Ten courthouses
Although the budget crisis in California has lasted for years, the state court system has until now managed to avoid the worst possible scenarios. Courts have survived these hard times by depleting their reserves and diverting their capital budgets for operations. Having exhausted those strategies, and with no prospect of restoration of full funding in sight, the courts have finally had to grapple with some huge funding shortfalls. This month, the Los Angeles County Court system announced their plan to deal with budget shortfalls by closing 10 regional courthouses, including the branch courthouses in Beverly Hills, Malibu, Pomona, and Whittier. These facilities may end up staying open only for such purposes as paying traffic tickets. Their courtrooms will be shuttered.

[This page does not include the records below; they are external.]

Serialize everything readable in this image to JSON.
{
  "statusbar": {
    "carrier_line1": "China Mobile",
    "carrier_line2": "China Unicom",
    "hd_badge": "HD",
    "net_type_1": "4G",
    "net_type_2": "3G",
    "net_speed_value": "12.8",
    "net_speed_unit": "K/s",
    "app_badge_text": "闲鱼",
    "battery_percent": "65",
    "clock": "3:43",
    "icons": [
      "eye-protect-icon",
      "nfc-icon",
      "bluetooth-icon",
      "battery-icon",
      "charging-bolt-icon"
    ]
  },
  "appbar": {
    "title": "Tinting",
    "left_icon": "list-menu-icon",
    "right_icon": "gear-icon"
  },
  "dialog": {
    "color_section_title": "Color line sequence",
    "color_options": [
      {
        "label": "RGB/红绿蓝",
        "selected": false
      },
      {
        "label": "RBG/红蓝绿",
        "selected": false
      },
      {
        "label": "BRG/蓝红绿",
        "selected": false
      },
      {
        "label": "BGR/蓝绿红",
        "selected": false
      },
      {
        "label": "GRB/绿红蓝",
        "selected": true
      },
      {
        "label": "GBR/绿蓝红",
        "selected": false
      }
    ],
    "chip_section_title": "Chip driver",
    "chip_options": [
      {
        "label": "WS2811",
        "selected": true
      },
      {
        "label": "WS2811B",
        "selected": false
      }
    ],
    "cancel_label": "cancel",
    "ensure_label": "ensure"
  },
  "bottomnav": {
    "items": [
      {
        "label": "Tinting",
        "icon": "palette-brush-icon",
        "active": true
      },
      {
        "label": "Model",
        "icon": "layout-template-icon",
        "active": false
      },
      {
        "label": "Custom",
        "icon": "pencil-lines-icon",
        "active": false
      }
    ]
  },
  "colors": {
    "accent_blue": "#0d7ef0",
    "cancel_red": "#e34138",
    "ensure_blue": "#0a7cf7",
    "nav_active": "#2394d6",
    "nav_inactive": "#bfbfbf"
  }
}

This news is tragic, because it means increased delays throughout the system, particularly for civil cases, dramatically reduced staffing, and increased costs. It also marks the end of a concept of neighborhood justice that all these branch courthouses represented. In a far-flung county as large as Los Angeles, that concept spared a lot of people a lot of long trips downtown. Now litigants will have to adjust to a more centralized, more crowded, and much slower system.
Courthouses function as gateways as well as destinations. Litigants commonly think of the courthouse as the place that will decide their dispute. But the courthouse might be better thought of as an intake system for disputes. Resolution of the dispute may be farmed out to an arbitrator or a mediator, or parties may reach a resolution by their own devices. Very few civil cases end by trial. If we think of the courts more as an intake system than as a final destination, I wonder how efficient it is going to prove to force litigants to start their journeys in the massive downtown courthouse. Faced with that prospect, will litigants devise other ways to commence the process?